Sheehan opposes W.Va. Future Fund

Republican 3rd District House of Delegates candidate Martin Sheehan doesn’t agree with West Virginia Senate President Jeff Kessler that the state should set aside funds resulting from natural gas drilling activity.

The West Virginia Future Fund proposed by Kessler, D-Marshall, passed the Senate in a unanimous vote Friday, and is now before the House of Delegates. Sheehan, however, opposes its creation, noting “West Virginia has a lot of things that need fixed now.”

“This money shouldn’t be up in the air for a future purpose,” he said. “You can’t trust politicians – not even me – to not spend money that gets piled up like that.”

Sheehan, 57, is clear on why he’s seeking office this year.

“Government keeps doing stuff that’s stupid,” he said. “They keep running into issues I think are a problem. I think I can do better.”

An attorney with a reputation in both criminal and bankruptcy law, Sheehan sees the need to overhaul many of the state’s statutes to “make them clearer.”

“I’m an attorney, and the Legislature is about making laws,” he said. “I think having a few more attorneys there is a good thing because lawyers are pretty good about putting deals together, and getting those things done.”

A former chairman of the Ohio County Republican Party, Sheehan is making his first run for public office.

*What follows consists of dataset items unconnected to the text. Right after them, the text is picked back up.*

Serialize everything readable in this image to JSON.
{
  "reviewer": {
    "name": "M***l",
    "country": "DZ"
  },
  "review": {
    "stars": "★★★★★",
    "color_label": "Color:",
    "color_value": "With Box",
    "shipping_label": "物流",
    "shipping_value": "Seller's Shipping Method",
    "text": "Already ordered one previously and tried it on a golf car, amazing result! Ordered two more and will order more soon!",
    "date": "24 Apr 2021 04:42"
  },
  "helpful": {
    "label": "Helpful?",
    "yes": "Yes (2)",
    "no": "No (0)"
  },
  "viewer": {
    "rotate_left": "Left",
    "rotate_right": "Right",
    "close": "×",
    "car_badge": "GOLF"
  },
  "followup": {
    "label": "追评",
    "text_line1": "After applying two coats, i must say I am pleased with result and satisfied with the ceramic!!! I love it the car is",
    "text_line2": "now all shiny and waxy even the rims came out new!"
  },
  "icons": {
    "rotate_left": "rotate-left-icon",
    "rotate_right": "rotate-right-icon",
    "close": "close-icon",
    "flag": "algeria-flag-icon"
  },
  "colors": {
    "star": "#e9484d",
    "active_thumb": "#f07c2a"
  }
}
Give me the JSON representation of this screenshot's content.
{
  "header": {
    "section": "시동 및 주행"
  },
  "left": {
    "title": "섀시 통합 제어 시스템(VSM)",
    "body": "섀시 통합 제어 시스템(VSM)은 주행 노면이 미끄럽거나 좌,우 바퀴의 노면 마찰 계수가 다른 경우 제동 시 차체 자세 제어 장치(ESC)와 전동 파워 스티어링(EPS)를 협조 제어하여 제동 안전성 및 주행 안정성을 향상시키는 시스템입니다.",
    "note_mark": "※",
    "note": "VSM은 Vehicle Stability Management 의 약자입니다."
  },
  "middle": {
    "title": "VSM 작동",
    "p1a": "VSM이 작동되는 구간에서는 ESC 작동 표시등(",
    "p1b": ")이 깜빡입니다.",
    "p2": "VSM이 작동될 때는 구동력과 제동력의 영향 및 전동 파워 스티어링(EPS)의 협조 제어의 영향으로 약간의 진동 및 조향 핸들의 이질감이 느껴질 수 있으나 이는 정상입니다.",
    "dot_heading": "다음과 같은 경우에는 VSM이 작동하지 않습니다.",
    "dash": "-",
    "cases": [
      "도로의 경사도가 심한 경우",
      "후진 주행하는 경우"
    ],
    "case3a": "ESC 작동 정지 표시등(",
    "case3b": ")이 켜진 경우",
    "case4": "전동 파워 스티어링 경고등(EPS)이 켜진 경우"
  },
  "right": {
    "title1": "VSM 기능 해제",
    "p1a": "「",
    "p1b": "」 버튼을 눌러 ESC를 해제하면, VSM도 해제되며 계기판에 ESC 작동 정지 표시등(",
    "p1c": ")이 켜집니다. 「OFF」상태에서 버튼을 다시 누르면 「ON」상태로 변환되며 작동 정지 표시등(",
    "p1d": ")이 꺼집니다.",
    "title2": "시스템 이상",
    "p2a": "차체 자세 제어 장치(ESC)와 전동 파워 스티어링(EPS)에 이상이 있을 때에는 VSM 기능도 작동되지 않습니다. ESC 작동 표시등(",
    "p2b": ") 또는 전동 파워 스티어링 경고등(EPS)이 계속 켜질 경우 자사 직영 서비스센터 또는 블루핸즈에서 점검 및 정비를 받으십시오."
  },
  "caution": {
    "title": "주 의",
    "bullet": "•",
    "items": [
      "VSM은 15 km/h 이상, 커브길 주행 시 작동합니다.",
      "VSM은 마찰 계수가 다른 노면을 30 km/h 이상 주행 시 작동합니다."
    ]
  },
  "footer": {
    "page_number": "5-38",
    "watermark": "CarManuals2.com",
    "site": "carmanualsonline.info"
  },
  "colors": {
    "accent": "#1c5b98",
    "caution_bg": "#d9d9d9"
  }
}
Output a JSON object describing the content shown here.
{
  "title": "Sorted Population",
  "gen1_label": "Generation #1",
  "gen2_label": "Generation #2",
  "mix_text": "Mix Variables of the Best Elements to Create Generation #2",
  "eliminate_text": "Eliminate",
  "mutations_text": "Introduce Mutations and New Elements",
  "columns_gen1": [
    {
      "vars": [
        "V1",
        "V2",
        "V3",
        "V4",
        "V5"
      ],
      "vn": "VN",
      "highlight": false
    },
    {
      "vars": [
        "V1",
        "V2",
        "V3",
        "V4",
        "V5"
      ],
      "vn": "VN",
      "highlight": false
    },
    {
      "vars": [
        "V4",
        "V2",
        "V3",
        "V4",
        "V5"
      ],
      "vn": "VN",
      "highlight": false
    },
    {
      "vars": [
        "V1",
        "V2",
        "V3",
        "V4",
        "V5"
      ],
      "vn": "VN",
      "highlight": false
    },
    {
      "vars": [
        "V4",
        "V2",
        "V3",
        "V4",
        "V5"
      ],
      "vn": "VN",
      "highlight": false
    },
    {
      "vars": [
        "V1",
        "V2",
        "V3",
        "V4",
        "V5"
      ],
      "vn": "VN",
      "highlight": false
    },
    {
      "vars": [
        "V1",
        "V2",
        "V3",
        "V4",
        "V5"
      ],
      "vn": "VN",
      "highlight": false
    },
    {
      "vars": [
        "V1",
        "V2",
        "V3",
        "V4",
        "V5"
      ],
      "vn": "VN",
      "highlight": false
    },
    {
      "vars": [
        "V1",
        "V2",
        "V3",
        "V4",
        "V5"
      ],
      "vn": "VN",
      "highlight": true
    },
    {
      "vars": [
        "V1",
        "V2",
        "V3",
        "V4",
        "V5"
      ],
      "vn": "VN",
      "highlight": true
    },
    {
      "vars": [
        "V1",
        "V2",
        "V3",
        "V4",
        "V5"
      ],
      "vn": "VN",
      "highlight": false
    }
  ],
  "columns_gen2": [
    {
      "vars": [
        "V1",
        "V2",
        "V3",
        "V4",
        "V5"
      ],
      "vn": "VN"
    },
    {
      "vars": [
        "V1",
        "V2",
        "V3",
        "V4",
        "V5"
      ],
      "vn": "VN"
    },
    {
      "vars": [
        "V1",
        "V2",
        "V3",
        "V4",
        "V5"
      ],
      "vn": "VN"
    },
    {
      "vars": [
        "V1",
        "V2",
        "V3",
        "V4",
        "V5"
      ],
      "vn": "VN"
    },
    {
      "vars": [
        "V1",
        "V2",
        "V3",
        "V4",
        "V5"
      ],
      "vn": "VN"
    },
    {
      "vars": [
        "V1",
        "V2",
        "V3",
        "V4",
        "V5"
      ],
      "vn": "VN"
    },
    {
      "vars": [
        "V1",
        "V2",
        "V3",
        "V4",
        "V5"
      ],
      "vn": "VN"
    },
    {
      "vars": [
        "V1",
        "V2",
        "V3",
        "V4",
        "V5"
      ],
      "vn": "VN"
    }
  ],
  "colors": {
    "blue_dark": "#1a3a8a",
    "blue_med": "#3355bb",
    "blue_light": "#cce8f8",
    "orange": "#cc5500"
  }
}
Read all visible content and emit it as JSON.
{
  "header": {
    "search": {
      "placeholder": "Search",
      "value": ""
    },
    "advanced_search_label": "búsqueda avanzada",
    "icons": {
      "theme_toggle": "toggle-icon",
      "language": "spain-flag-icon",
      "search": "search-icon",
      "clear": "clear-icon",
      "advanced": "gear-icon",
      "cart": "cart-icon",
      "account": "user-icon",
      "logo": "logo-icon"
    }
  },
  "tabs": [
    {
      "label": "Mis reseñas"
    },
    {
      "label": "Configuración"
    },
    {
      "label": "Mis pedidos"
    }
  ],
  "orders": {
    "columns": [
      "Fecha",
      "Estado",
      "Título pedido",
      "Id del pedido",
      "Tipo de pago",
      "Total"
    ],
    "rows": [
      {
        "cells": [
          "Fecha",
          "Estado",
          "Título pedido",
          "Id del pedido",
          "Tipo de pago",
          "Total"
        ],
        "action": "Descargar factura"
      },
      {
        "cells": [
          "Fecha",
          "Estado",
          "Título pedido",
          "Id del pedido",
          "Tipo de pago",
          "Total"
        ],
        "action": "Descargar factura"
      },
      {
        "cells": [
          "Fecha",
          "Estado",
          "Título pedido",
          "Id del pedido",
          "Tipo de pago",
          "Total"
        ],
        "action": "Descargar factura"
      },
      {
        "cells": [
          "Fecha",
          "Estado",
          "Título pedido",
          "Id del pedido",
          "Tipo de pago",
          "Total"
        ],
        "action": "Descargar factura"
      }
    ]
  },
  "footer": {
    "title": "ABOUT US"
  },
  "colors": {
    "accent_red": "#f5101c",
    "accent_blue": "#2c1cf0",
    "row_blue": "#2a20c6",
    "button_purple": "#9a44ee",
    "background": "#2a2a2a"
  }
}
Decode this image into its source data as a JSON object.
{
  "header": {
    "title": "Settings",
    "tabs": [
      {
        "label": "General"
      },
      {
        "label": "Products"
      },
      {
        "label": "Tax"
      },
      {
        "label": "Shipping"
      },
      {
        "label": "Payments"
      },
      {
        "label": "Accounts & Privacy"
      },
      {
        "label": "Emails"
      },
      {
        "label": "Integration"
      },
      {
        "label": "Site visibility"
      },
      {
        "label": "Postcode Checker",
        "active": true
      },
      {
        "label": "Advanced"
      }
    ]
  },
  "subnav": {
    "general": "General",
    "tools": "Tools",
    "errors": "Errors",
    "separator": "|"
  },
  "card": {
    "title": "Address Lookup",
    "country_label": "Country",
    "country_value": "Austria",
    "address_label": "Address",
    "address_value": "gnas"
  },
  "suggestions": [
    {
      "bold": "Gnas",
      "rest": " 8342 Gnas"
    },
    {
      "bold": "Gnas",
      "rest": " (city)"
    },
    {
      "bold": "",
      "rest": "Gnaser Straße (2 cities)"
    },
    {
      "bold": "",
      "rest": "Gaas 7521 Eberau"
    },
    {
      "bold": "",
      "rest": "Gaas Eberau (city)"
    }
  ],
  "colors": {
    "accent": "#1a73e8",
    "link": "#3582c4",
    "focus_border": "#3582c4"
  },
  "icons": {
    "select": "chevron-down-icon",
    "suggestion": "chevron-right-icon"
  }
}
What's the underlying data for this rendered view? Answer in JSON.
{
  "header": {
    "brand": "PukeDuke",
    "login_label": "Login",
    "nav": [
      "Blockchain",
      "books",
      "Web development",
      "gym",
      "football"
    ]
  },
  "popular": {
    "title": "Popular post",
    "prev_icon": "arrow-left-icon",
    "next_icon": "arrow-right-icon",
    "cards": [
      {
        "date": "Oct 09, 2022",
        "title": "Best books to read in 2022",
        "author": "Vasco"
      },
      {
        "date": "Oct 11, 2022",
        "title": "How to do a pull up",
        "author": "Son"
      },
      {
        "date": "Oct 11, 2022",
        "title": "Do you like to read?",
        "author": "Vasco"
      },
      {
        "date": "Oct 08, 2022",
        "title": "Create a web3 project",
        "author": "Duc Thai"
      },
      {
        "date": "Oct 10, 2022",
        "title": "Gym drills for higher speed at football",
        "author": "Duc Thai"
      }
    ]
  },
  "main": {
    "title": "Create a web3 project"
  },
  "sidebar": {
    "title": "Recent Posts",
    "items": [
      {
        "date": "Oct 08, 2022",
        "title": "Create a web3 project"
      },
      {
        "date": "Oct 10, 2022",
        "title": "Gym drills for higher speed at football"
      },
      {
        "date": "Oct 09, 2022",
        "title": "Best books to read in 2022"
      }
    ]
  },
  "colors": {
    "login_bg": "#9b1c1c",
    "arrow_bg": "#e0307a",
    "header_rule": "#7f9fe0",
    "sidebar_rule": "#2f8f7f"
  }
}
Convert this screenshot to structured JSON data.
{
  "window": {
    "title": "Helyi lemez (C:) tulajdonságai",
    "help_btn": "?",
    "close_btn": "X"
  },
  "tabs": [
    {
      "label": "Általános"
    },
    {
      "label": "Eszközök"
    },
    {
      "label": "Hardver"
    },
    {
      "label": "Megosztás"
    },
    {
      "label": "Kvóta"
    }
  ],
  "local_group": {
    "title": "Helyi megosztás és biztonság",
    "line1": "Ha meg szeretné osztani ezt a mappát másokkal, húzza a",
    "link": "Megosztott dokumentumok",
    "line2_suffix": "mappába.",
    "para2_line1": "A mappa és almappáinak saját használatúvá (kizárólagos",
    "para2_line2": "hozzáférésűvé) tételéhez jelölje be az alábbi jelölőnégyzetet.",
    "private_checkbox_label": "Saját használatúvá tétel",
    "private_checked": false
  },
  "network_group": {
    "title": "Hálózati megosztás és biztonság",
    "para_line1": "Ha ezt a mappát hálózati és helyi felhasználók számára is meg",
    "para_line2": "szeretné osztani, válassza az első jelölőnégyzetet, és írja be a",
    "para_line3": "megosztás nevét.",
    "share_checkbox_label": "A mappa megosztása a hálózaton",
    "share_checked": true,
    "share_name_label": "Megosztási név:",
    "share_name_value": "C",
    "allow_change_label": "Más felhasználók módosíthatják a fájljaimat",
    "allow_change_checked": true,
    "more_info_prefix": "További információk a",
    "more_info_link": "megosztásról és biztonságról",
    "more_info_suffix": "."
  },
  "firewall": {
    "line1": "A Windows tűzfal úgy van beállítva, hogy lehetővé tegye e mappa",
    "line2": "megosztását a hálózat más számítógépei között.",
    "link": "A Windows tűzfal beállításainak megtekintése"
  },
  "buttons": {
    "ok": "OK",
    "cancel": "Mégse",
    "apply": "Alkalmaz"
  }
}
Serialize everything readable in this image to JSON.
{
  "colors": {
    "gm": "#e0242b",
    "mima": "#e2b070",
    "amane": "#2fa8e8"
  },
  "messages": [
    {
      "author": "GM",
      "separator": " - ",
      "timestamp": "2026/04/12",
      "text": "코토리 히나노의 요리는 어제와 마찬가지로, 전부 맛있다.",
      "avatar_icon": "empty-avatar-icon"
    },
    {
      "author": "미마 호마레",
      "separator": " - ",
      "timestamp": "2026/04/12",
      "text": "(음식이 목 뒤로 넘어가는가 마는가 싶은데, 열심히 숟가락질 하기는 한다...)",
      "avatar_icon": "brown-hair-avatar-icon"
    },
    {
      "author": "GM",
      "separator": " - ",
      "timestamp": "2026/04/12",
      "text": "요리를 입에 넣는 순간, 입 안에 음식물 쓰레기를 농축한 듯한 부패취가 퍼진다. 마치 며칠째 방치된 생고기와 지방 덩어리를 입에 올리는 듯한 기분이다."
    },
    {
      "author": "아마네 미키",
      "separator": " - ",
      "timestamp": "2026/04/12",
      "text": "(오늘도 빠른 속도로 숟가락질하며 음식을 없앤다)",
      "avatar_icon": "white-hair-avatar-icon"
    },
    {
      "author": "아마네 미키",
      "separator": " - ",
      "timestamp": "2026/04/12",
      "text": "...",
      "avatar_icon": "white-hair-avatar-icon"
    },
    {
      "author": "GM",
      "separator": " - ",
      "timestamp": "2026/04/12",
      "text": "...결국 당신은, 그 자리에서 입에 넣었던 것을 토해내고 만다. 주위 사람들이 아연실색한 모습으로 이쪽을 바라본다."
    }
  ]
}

He is a member of the state Republican Executive Committee.

Sheehan is a native of Waltham, Mass., near Boston, and he earned a bachelor’s degree in economics from Tufts University in just three years. He went on to obtain a law degree from Duquesne University.

Sheehan was a clerk in the federal court in Pittsburgh prior to moving to Wheeling in 1984 to take a job in the U.S. Attorney’s Office under William Kolibash. He stayed with the U.S. Attorney’s Office, where he worked on the Paul Hankish case, until 1990.

Sheehan said he now works every day with clients affected by state law, and he believes some laws need amended to be more fair.

“I don’t think it’s cost-effective to give people with (a DUI conviction) 15 years for simple DUI,” he said. “I’m happy to see those with DUI offenses punished, but we have to be more rational.”

Sheehan added prosecutors often are eager to charge an alleged criminal with a felony instead of a misdemeanor to save a county government money.

Counties must assume the cost of misdemeanor prosecutions, but the state reimburses the county in felony cases, he said.

“This puts a lot of pressure on county prosecutors to charge criminals with felonies when a misdemeanor might be more appropriate,” he said. “There are people who need to be punished in jail for a longer period of time. But sometimes a misdemeanor offense can be imposed earlier on (in a criminal’s career) as a way to get them corrected, and see that they benefit from the process.”